By Kaitlan Collins, Maegan Vazquez and Zachary Cohen | CNN
President Donald Trump has continued to use his personal cell phone to make calls, despite repeated warnings from his staff that the practice could leave him vulnerable to foreign surveillance, multiple officials told CNN.
The Democratic impeachment inquiry has resurrected concerns about the security and potential vulnerability of the President’s communications. Witness testimony revealed some top officials repeatedly failed to follow protocol intended to prevent sensitive phone conversations, including those involving the President, from being intercepted by foreign intelligence services.
Several former US officials have told CNN it is highly likely that US Ambassador to the European Union Gordon Sondland’s cell phone call to Trump from a restaurant in Ukraine over the summer was picked up by intelligence agencies from numerous foreign countries, including Russia.
Normally, a US ambassador talking to the President would do so from the embassy using a secure line, one former intelligence official told CNN. Cell phones, the former official said, were much more vulnerable than calls made at secure communications facilities.
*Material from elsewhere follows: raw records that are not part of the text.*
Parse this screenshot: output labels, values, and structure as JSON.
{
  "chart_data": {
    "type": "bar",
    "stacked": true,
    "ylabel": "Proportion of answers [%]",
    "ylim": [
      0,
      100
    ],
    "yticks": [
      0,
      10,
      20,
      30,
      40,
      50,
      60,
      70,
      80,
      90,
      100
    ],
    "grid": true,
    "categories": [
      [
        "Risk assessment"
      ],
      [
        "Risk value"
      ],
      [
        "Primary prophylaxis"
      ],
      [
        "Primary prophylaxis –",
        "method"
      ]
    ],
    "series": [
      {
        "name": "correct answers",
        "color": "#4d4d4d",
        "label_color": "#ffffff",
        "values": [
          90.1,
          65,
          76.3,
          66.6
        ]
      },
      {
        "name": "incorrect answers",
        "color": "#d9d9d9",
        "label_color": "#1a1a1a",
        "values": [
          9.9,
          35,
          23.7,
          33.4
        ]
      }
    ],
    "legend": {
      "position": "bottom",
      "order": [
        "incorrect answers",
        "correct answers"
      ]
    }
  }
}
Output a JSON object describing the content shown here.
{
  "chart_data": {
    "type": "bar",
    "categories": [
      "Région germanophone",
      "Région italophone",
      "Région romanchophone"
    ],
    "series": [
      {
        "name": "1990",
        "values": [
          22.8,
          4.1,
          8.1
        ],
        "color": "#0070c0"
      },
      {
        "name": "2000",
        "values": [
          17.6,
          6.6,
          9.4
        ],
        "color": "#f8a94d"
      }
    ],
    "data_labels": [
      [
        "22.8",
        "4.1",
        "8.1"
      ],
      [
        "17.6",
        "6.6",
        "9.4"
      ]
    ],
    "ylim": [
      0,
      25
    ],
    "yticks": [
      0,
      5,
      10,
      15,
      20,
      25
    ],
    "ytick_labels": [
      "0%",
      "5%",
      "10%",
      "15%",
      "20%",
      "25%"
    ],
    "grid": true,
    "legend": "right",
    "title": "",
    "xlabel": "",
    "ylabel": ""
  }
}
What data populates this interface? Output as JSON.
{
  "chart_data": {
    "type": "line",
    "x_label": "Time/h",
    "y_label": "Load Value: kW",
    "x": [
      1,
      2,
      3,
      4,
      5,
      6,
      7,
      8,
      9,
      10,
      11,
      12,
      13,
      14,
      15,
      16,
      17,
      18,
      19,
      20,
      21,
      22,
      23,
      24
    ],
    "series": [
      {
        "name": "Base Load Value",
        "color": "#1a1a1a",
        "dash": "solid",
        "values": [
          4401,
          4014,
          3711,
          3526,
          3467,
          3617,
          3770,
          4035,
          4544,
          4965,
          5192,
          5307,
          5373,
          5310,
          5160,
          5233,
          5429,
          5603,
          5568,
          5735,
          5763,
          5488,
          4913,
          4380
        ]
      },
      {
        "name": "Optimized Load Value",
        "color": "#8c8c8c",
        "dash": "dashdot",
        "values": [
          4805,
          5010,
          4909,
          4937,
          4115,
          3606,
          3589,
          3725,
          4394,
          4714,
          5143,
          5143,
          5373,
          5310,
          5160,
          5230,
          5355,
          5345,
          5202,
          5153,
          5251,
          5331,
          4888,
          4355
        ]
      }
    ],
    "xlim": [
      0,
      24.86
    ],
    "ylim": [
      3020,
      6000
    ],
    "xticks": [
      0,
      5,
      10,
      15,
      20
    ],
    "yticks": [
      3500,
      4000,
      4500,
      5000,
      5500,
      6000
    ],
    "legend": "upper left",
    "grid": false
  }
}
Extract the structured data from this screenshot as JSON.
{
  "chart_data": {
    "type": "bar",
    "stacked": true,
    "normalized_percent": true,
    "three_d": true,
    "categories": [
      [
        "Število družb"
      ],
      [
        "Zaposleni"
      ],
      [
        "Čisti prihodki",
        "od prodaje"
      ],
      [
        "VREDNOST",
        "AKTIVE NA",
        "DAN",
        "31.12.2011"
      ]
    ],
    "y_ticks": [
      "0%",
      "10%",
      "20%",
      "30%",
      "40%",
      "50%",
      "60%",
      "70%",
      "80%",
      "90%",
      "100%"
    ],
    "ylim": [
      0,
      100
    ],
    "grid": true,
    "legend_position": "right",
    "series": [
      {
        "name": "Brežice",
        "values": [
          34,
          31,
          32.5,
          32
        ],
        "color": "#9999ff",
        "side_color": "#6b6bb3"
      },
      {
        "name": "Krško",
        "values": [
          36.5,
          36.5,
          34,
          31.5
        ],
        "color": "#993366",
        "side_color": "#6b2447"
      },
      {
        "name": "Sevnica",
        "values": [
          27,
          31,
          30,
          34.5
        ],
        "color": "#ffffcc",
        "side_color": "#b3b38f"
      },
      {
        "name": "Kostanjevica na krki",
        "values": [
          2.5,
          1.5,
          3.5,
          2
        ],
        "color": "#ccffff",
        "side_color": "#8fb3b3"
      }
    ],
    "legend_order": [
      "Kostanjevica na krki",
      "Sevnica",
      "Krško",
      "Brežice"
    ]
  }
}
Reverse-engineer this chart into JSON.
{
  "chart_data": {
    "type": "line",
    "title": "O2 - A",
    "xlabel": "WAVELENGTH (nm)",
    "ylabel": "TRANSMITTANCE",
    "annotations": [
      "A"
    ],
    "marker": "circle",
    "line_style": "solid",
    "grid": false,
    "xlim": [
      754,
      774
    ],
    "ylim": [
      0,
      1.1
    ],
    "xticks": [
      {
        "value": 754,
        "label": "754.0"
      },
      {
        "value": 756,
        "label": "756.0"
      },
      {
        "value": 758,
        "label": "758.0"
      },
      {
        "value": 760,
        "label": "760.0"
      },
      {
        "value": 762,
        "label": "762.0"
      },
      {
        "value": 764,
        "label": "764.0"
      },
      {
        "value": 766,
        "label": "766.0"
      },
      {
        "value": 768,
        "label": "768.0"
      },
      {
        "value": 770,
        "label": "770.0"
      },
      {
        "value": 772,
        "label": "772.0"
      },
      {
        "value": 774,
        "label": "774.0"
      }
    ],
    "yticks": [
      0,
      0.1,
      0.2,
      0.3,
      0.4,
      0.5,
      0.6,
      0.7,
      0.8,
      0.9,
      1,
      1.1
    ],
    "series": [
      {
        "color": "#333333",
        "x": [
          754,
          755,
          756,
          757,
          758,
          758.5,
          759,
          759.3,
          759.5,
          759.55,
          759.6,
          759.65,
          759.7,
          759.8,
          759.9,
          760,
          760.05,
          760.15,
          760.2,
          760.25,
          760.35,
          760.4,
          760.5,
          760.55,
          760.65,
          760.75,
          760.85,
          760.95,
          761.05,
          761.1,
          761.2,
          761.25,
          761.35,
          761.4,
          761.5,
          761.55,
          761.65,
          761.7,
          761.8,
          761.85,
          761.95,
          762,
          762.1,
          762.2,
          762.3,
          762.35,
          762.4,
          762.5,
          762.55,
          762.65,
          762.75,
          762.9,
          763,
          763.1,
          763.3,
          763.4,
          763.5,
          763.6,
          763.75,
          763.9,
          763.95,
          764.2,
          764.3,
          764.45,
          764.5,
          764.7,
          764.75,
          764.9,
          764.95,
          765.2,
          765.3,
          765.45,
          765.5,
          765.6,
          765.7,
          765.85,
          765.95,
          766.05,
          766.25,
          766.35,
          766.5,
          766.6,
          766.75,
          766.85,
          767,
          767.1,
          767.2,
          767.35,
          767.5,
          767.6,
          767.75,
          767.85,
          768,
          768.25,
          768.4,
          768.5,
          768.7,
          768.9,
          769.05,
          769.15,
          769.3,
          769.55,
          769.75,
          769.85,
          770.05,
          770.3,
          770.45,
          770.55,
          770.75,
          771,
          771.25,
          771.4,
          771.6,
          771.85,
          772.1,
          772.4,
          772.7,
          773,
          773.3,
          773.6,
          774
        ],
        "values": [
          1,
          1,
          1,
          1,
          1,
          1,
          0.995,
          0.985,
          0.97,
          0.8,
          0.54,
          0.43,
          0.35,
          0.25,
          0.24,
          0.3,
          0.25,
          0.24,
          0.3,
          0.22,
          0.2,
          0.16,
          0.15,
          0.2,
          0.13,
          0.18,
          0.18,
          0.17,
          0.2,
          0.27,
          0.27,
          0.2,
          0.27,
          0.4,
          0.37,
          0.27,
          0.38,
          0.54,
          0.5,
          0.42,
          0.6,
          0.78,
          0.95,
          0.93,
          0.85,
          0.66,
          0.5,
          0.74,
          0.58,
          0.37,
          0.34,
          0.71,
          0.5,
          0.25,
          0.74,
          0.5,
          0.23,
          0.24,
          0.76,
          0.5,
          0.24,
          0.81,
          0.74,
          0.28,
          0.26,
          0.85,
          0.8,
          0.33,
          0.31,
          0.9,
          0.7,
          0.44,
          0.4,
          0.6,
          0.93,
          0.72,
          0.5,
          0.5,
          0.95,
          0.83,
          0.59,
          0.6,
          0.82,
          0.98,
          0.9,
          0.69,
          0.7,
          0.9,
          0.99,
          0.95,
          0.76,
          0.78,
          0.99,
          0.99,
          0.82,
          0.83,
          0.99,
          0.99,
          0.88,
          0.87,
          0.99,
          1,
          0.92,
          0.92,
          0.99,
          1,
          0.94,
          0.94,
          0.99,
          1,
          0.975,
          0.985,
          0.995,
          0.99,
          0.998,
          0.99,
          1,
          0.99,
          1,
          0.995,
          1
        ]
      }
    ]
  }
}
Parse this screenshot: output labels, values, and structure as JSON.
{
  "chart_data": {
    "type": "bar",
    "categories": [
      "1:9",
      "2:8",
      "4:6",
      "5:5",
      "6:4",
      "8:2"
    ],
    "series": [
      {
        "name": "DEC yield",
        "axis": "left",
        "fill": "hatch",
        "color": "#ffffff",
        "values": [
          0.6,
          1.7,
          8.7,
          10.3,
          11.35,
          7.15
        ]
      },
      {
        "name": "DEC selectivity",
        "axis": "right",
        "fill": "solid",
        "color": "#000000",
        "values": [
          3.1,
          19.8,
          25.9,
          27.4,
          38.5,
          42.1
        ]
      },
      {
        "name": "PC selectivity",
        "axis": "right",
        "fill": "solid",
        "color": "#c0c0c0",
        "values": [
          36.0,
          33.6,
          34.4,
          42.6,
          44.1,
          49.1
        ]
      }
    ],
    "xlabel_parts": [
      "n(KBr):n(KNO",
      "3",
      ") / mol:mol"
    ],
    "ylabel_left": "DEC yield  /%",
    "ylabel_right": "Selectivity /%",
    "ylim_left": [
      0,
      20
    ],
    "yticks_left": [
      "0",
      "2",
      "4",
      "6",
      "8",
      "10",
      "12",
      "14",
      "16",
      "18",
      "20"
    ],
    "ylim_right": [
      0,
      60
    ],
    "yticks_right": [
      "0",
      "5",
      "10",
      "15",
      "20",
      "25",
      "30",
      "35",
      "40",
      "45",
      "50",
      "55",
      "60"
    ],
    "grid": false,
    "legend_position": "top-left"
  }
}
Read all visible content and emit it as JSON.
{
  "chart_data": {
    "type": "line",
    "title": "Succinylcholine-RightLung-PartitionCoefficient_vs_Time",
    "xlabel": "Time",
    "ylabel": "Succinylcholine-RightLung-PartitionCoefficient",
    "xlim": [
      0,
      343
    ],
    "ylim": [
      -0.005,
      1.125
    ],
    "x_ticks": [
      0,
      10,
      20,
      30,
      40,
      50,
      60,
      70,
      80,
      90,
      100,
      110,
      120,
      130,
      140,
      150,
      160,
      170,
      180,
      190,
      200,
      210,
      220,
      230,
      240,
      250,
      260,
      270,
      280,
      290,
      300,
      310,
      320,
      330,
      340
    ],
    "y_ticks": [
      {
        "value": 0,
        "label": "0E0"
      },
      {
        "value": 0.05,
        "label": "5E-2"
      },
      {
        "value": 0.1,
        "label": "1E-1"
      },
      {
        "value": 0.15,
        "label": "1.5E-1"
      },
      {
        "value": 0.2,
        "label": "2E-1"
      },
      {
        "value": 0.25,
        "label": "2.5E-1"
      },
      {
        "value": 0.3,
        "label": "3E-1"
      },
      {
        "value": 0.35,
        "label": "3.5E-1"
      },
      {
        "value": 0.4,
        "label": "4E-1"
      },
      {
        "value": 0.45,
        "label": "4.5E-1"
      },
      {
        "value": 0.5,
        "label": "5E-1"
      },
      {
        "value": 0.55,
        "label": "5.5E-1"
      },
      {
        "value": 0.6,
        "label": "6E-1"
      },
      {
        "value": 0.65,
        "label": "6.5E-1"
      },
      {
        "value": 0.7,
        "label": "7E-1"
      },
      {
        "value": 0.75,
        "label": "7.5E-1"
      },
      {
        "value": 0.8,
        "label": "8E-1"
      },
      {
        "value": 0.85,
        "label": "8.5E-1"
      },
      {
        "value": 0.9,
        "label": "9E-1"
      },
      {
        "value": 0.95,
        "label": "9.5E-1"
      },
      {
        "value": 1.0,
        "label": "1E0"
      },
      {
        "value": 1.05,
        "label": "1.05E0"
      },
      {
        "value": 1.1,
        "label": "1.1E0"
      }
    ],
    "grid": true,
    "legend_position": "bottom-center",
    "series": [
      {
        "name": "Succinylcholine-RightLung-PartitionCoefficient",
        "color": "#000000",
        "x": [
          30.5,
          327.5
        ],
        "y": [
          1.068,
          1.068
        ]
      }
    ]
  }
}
The lapse was only amplified by the fact that Sondland made the call in public, where it could have been easily overheard and in a foreign country that is already being targeted by foreign adversaries of the US, including Russia, current and former officials said.
And the House Intelligence Committee’s recently released impeachment report includes phone records, which show a web of communications between conservative journalist John Solomon, Trump personal attorney Rudy Giuliani, Ukrainian American businessman Lev Parnas, the intelligence committee’s top Republican, Rep. Devin Nunes, and the White House’s budget office.
Congress’ ability to subpoena Giuliani’s call logs from cell phone companies suggests that the calls were not encrypted through an application service like Signal or Whatsapp, nor were the calls were made on a secure line.
It’s unlikely that Giuliani’s mobile phone was specially encrypted, and the logs indicate that the calls were not made via a secure line from an embassy. Even if the President was using a secured cell phone to call the former New York mayor, Giuliani’s unsecured line exacerbates security concerns.
“All communications devices of all senior government officials are targeted by foreign governments. This is not new,” Bryan Cunningham, executive director of the Cybersecurity Policy and Research Institute at the University of California-Irvine, told CNN last year.
“What is new in the cell phone age is the ease of intercepting them,” Cunningham added. “Of course, calls are only secure if both parties use a secure device.”
The phone records do not identify Trump by name, but House Intelligence Committee Chairman Adam Schiff connected an “unidentified” number designated simply as “-1” in the logs to the President. But several members on the House Intelligence Committee told CNN that they did not know whether the numbers were traced to various individuals or who “-1” was.
Since taking office, Trump has been cautioned against unsecured lines multiple times. But he has continued to call people on a number he held since before his time in the White House, including making calls from that number in the last several weeks, people familiar with those calls say. He also has a second number he uses, which is government-issued.
CNN has reported that Trump has given his personal number to foreign leaders on multiple occasions, outright ignoring security protocols. According to The Washington Post, Trump handing out his personal line led to one-on-one calls that even top White House aides did not know about.
The New York Times reported last year that Chinese and Russian spies have listened in on Trump’s calls on his personal cell phone and the President’s aides have told him that Russian spies were listening in on a regular basis.
Senior officials view moving Trump away from unsecure lines as a lost cause at this point, one person said. For a brief period earlier in his term, Trump agreed to stop using his personal device, but quit after he realized all of his calls could then be monitored on a call log list. Former White House chief of staff John Kelly had staff monitor the list routinely while he was still at the White House.